One year today. Wow.
There are moments that I forget you are gone.
Like when I seek to phone my brother, but dial six of the
seven digits of your phone number
instead, so strong is that muscle memory of dialing the house line for decades.
There are moments when I forget you are gone.
Like when your granddaughter sticks her tongue into her
cheek in a moment of intense concentration, and I think, ‘I must remember to
tell mum how much Heidi looks like her when she does that’.
There are moments when I forget you are gone.
Like when the kids hit a milestone and I wonder about when I hit that milestone myself as a child, and I have an impulse to email you
about it, or call, or get on Skype.
But in all those moments, I do snap to the realization that
you are not here. I know it’s true: last year on this day, I held your hand as you
confirmed your departure.
But in all those moments of remembering that you are not
here, I realize, that in fact, you are still here.

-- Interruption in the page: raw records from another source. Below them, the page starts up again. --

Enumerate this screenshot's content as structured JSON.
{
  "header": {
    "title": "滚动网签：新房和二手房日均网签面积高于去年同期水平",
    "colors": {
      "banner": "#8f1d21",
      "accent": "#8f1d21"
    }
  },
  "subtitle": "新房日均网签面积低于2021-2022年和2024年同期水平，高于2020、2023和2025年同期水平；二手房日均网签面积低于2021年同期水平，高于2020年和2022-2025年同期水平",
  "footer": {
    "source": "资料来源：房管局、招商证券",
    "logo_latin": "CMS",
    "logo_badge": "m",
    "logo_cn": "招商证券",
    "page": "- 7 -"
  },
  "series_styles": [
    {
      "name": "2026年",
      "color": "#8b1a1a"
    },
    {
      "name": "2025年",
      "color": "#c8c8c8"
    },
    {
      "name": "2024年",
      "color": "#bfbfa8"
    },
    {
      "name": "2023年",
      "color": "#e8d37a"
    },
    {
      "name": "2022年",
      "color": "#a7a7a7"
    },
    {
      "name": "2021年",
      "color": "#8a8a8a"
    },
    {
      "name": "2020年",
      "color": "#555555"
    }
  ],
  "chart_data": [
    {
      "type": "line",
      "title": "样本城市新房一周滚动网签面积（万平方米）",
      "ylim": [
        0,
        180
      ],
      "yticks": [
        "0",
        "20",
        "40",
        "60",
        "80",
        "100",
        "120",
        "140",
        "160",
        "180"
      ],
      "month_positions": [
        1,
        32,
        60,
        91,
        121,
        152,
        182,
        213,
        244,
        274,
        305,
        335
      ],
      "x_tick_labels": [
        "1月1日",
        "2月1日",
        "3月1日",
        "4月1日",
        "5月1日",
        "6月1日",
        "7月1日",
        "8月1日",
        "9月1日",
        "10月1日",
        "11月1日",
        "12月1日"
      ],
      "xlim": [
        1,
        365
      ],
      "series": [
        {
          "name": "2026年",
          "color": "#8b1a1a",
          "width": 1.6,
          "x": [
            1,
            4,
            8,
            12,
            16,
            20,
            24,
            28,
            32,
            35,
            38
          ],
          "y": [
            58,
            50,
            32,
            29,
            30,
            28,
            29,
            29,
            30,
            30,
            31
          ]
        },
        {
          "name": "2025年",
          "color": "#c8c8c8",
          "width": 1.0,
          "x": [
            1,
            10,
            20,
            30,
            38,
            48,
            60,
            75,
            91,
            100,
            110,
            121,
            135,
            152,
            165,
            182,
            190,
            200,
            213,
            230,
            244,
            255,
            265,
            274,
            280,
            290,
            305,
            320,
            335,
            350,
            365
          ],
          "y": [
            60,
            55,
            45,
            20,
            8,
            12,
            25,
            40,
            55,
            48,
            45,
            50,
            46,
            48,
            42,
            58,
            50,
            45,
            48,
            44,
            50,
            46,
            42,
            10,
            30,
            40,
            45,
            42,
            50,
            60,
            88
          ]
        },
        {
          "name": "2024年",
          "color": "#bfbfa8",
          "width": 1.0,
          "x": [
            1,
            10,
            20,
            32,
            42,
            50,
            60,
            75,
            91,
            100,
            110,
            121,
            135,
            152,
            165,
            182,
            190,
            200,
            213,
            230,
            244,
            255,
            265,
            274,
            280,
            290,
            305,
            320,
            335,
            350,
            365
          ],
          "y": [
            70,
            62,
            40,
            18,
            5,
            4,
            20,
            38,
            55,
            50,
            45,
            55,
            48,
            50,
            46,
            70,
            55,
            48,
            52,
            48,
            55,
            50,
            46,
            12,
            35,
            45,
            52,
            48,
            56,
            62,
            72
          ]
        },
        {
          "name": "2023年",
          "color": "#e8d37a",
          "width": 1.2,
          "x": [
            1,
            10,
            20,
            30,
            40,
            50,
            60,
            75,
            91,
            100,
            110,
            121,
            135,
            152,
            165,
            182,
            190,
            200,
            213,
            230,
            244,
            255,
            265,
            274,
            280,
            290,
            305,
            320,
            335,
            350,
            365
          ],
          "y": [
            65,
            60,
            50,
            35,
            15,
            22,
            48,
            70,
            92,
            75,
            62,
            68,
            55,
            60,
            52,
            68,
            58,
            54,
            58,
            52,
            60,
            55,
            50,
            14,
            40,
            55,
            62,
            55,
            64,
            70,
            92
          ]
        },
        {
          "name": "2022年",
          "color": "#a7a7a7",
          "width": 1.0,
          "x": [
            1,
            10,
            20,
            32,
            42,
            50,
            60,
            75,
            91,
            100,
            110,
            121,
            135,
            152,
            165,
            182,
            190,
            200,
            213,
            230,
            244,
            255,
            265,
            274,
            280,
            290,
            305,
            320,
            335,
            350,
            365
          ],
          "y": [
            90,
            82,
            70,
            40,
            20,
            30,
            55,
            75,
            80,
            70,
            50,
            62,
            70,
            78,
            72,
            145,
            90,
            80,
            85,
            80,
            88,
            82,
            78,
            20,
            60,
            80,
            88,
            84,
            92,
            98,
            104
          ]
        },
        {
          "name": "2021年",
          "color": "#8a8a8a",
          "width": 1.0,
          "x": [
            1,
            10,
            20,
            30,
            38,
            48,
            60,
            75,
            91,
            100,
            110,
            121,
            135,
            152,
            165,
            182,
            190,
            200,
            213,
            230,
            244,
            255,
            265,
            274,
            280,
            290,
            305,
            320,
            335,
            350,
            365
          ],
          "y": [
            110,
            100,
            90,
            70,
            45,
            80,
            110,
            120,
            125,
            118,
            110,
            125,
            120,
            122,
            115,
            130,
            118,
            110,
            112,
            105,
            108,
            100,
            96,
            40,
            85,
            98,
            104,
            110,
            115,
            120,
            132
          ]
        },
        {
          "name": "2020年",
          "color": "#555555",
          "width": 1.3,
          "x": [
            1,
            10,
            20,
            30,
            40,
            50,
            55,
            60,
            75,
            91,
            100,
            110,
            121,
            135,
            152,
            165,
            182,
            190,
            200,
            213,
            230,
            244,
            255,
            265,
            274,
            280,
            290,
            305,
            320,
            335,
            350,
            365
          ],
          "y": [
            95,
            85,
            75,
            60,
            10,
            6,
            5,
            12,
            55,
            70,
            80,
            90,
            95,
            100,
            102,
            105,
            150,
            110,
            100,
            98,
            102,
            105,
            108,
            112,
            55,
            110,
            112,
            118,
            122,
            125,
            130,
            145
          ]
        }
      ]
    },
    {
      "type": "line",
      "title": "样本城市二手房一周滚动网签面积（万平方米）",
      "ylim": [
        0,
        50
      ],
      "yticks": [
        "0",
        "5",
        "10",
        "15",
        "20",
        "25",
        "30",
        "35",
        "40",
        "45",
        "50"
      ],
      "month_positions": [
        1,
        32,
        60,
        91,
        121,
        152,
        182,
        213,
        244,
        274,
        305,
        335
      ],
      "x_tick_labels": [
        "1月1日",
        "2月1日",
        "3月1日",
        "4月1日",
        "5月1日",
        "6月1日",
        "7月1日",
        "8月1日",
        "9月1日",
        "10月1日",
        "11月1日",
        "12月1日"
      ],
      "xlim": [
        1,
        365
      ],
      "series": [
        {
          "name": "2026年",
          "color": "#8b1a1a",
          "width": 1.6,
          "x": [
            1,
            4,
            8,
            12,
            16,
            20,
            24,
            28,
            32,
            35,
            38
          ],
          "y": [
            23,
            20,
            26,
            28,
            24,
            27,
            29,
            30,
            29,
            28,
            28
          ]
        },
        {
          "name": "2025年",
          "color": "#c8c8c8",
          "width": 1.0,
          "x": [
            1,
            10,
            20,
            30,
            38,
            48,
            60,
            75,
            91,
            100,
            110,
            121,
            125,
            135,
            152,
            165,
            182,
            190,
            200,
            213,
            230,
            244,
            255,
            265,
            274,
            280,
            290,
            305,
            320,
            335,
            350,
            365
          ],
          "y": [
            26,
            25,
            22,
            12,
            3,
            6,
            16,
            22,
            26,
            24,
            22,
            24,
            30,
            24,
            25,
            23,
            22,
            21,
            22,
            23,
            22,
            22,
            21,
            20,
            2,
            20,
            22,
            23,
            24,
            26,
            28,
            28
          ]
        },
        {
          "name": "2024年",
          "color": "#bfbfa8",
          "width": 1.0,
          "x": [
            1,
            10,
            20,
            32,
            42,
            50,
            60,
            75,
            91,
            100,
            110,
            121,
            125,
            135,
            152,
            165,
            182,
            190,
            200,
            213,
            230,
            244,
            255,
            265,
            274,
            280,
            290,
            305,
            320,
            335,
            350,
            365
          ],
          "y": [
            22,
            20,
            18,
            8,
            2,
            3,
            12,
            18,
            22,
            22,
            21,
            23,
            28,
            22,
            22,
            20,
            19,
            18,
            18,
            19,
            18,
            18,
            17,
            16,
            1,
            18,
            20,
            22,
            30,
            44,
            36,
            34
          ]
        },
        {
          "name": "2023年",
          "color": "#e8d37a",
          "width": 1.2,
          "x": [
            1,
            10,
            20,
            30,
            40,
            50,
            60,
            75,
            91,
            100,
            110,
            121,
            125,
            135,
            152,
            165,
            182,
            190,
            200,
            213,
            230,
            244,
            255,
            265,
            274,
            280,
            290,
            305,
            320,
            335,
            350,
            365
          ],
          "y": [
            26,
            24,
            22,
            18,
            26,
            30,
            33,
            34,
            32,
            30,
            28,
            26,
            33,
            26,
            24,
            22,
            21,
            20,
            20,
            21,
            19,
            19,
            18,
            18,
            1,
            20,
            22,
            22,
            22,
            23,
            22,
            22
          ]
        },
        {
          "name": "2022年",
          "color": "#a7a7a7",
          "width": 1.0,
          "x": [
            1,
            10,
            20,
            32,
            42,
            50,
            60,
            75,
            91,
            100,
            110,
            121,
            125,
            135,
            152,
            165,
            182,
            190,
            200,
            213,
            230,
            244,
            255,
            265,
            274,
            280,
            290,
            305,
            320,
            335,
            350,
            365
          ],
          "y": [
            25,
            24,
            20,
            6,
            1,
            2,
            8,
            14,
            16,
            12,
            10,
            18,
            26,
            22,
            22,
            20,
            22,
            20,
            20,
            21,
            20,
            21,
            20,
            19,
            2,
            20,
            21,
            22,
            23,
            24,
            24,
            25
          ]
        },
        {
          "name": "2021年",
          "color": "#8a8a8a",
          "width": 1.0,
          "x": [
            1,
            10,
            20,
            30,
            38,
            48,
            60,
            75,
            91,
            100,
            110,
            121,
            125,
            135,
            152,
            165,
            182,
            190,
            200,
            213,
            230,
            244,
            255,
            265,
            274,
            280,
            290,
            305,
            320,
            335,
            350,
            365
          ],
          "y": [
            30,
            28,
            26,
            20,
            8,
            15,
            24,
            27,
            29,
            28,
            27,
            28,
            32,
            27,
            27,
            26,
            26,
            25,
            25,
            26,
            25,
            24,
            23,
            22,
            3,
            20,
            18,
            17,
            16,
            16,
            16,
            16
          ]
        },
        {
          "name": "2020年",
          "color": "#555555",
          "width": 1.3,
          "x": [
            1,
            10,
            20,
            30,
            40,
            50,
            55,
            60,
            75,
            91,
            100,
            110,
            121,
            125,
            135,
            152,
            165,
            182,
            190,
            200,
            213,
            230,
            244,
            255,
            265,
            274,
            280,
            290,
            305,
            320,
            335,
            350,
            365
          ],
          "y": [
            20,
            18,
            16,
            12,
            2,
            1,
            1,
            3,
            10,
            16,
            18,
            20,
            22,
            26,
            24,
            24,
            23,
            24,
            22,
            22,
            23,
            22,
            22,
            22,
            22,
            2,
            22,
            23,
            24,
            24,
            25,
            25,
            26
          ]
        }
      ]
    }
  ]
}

In the ends of my fingertips, in the face of my kids, in my
deeply ingrained memories, you are still here.
And always will be.
4 comments:
Oh. Stu. Thank you for this. Weeping today, and knowing that she IS here. Love you so much.
Thanks Tara :)
So well put. I think about your mom on a regular basis and miss her and the huge role she has played in my life. Most recently on the weekend when I put on my suit and found the program from her memorial service in my inside pocket. Some how I can't bring myself to take it out. There is comfort in knowing that it is there on special occassions, that she is there on special occassions. Lots of love your way.
two things, Doug:
1) You obviously don't wear suits very often :)
2) Thanks. I like hearing about those little reflections.